When my father died and we dismantled his train layout, we salvaged the main station complex from his layout. It was nearly as big as this entire layout! Of course, entirely different goals and purposes, but it is the sense of scale I am trying to convey here. [And for the record, when I say “we” here, I do actually mean my brother, who dismantled the whole layout, and preserved the station intact, including all the lighting and signals. I had nothing to do with it apart from a bit of cheering him on from a distance].
Big is … big
For it’s sheer size, I couldn’t fail to mention the Coffs Harbour Model Railway Club layout. As I mentioned in the previous post, this massive piece of engineering is about 12m long and 6m wide (that’s about 39 ft by 19 ft, for those that speak imperial). It was the only layout that could run very long trains without them looking completely silly, and they did so.
In case anyone is wondering the logic, HO scale is 1:87 scale.
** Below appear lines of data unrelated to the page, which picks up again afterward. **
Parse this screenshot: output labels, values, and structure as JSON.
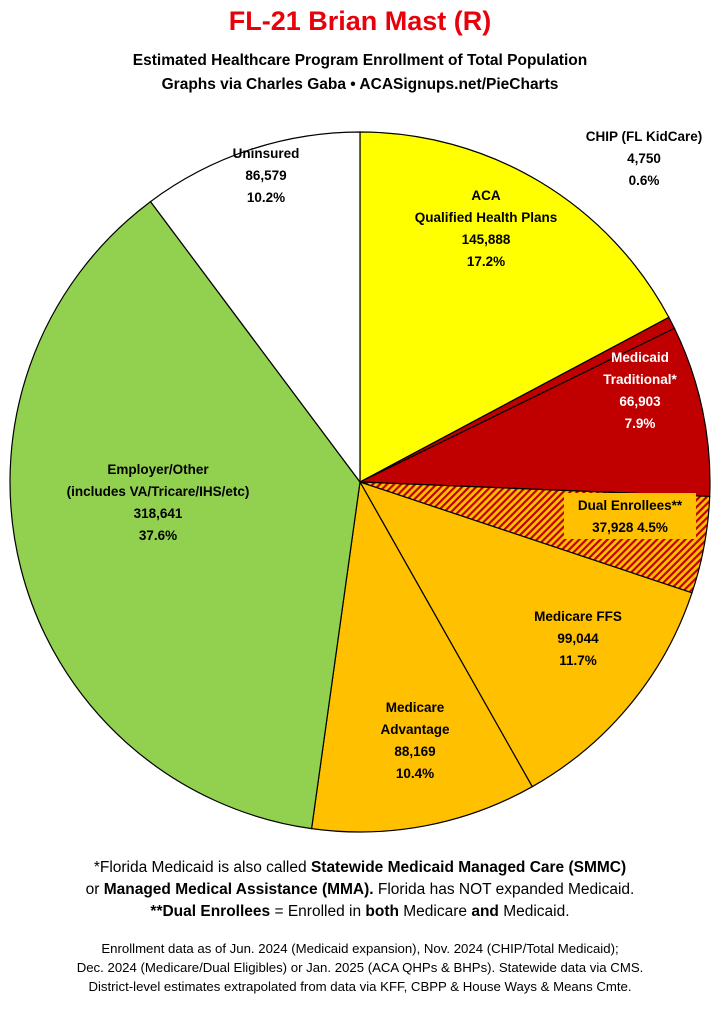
{
  "header": {
    "title": "FL-21 Brian Mast (R)",
    "subtitle_1": "Estimated Healthcare Program Enrollment of Total Population",
    "subtitle_2": "Graphs via Charles Gaba  •  ACASignups.net/PieCharts"
  },
  "chart_data": {
    "type": "pie",
    "title": "FL-21 Brian Mast (R)",
    "slices": [
      {
        "lines": [
          "ACA",
          "Qualified Health Plans"
        ],
        "value": 145888,
        "value_label": "145,888",
        "percent": "17.2%",
        "color": "#ffff00",
        "label_color": "#000000"
      },
      {
        "lines": [
          "CHIP (FL KidCare)"
        ],
        "value": 4750,
        "value_label": "4,750",
        "percent": "0.6%",
        "color": "#c00000",
        "label_color": "#000000"
      },
      {
        "lines": [
          "Medicaid",
          "Traditional*"
        ],
        "value": 66903,
        "value_label": "66,903",
        "percent": "7.9%",
        "color": "#c00000",
        "label_color": "#ffffff"
      },
      {
        "lines": [
          "Dual Enrollees**"
        ],
        "value": 37928,
        "value_label": "37,928",
        "percent": "4.5%",
        "color": "#ffc000",
        "hatch": "#c00000",
        "label_color": "#000000"
      },
      {
        "lines": [
          "Medicare FFS"
        ],
        "value": 99044,
        "value_label": "99,044",
        "percent": "11.7%",
        "color": "#ffc000",
        "label_color": "#000000"
      },
      {
        "lines": [
          "Medicare",
          "Advantage"
        ],
        "value": 88169,
        "value_label": "88,169",
        "percent": "10.4%",
        "color": "#ffc000",
        "label_color": "#000000"
      },
      {
        "lines": [
          "Employer/Other",
          "(includes VA/Tricare/IHS/etc)"
        ],
        "value": 318641,
        "value_label": "318,641",
        "percent": "37.6%",
        "color": "#92d050",
        "label_color": "#000000"
      },
      {
        "lines": [
          "Uninsured"
        ],
        "value": 86579,
        "value_label": "86,579",
        "percent": "10.2%",
        "color": "#ffffff",
        "label_color": "#000000"
      }
    ]
  },
  "footnotes": {
    "line1_a": "*Florida Medicaid is also called ",
    "line1_b": "Statewide Medicaid Managed Care (SMMC)",
    "line2_a": "or ",
    "line2_b": "Managed Medical Assistance (MMA).",
    "line2_c": " Florida has NOT expanded Medicaid.",
    "line3_a": "**Dual Enrollees",
    "line3_b": " = Enrolled in ",
    "line3_c": "both",
    "line3_d": " Medicare ",
    "line3_e": "and",
    "line3_f": " Medicaid."
  },
  "source": {
    "line1": "Enrollment data as of Jun. 2024 (Medicaid expansion), Nov. 2024 (CHIP/Total Medicaid);",
    "line2": "Dec. 2024 (Medicare/Dual Eligibles) or Jan. 2025 (ACA QHPs & BHPs). Statewide data via CMS.",
    "line3": "District-level estimates extrapolated from data via KFF, CBPP & House Ways & Means Cmte."
  }
}
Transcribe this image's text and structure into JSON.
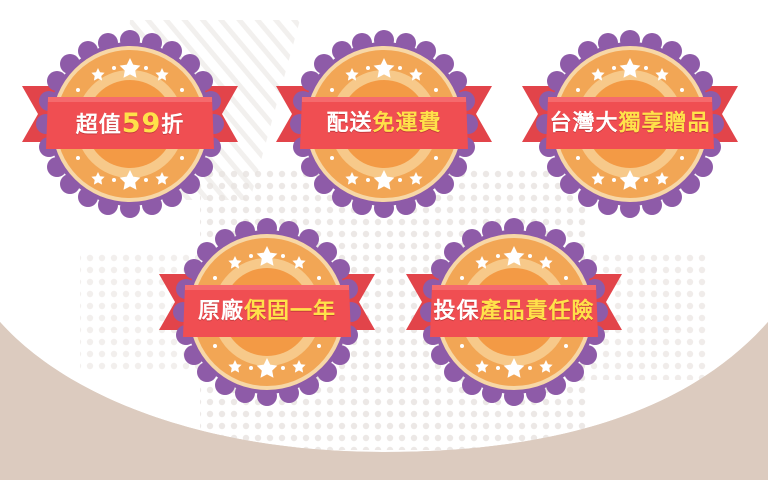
{
  "colors": {
    "background_white": "#ffffff",
    "background_taupe": "#dccbbf",
    "dot_pattern": "#e7e2df",
    "ribbon_red": "#f04e52",
    "ribbon_dark": "#b8323a",
    "ribbon_tail": "#e2444a",
    "rosette_purple": "#8e5ba8",
    "rosette_purple_edge": "#6f4290",
    "ring_cream": "#f7d7a6",
    "ring_orange": "#f2a655",
    "center_orange": "#f39a45",
    "star_white": "#ffffff",
    "text_white": "#ffffff",
    "text_yellow": "#ffe14a"
  },
  "badges": [
    {
      "id": "value-59-off",
      "part1": "超值",
      "part2": "59",
      "part3": "折"
    },
    {
      "id": "delivery",
      "part1": "配送",
      "part2": "免運費",
      "part3": ""
    },
    {
      "id": "taiwan-exclusive",
      "part1": "台灣大",
      "part2": "獨享贈品",
      "part3": ""
    },
    {
      "id": "warranty",
      "part1": "原廠",
      "part2": "保固一年",
      "part3": ""
    },
    {
      "id": "insurance",
      "part1": "投保",
      "part2": "產品責任險",
      "part3": ""
    }
  ]
}
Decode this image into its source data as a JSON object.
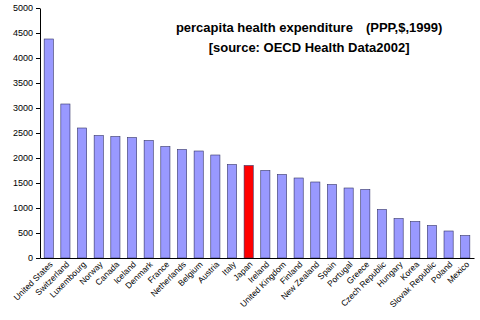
{
  "chart_data": {
    "type": "bar",
    "title": "percapita health expenditure　(PPP,$,1999)",
    "subtitle": "[source: OECD Health Data2002]",
    "categories": [
      "United States",
      "Switzerland",
      "Luxembourg",
      "Norway",
      "Canada",
      "Iceland",
      "Denmark",
      "France",
      "Netherlands",
      "Belgium",
      "Austria",
      "Italy",
      "Japan",
      "Ireland",
      "United Kingdom",
      "Finland",
      "New Zealand",
      "Spain",
      "Portugal",
      "Greece",
      "Czech Republic",
      "Hungary",
      "Korea",
      "Slovak Republic",
      "Poland",
      "Mexico"
    ],
    "values": [
      4380,
      3080,
      2600,
      2450,
      2430,
      2410,
      2350,
      2230,
      2170,
      2140,
      2060,
      1870,
      1850,
      1750,
      1670,
      1600,
      1520,
      1470,
      1400,
      1370,
      970,
      790,
      730,
      650,
      540,
      450
    ],
    "colors": [
      "#9999ff",
      "#9999ff",
      "#9999ff",
      "#9999ff",
      "#9999ff",
      "#9999ff",
      "#9999ff",
      "#9999ff",
      "#9999ff",
      "#9999ff",
      "#9999ff",
      "#9999ff",
      "#ff0000",
      "#9999ff",
      "#9999ff",
      "#9999ff",
      "#9999ff",
      "#9999ff",
      "#9999ff",
      "#9999ff",
      "#9999ff",
      "#9999ff",
      "#9999ff",
      "#9999ff",
      "#9999ff",
      "#9999ff"
    ],
    "ylim": [
      0,
      5000
    ],
    "yticks": [
      0,
      500,
      1000,
      1500,
      2000,
      2500,
      3000,
      3500,
      4000,
      4500,
      5000
    ],
    "grid": false
  }
}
A real grain train, as used to occasionally come through my home town when I was a kid, consisted of 30 – 40 50ft grain trucks, and the trains on our little cross line were not big trains by any means. Thirty grain trucks is about 1500 ft or 450m in length, which at scale is a model train 5.2m in length. Even an N scale (1:160 scale) that would be a train 2.8m long. Not really practical on most home layouts. However, on the Coffs Harbour layout, trains that long didn’t look completely out of place. On a more “normal” sized layout, the engine would be going through one station while the end of the train was still coming through the previous station. On this layout, such a train was only half of the long length.
As I said, the sheer size of this layout was staggering. And, I hasten to add, that is not to say that it was inferior to other layouts in terms of detail or anything else. It was well modelled, with a variety of scenery components from urban to rural. It had all the ancillary details of trackside buildings, vehicles and people that you would expect. It’s just that it was also BIG!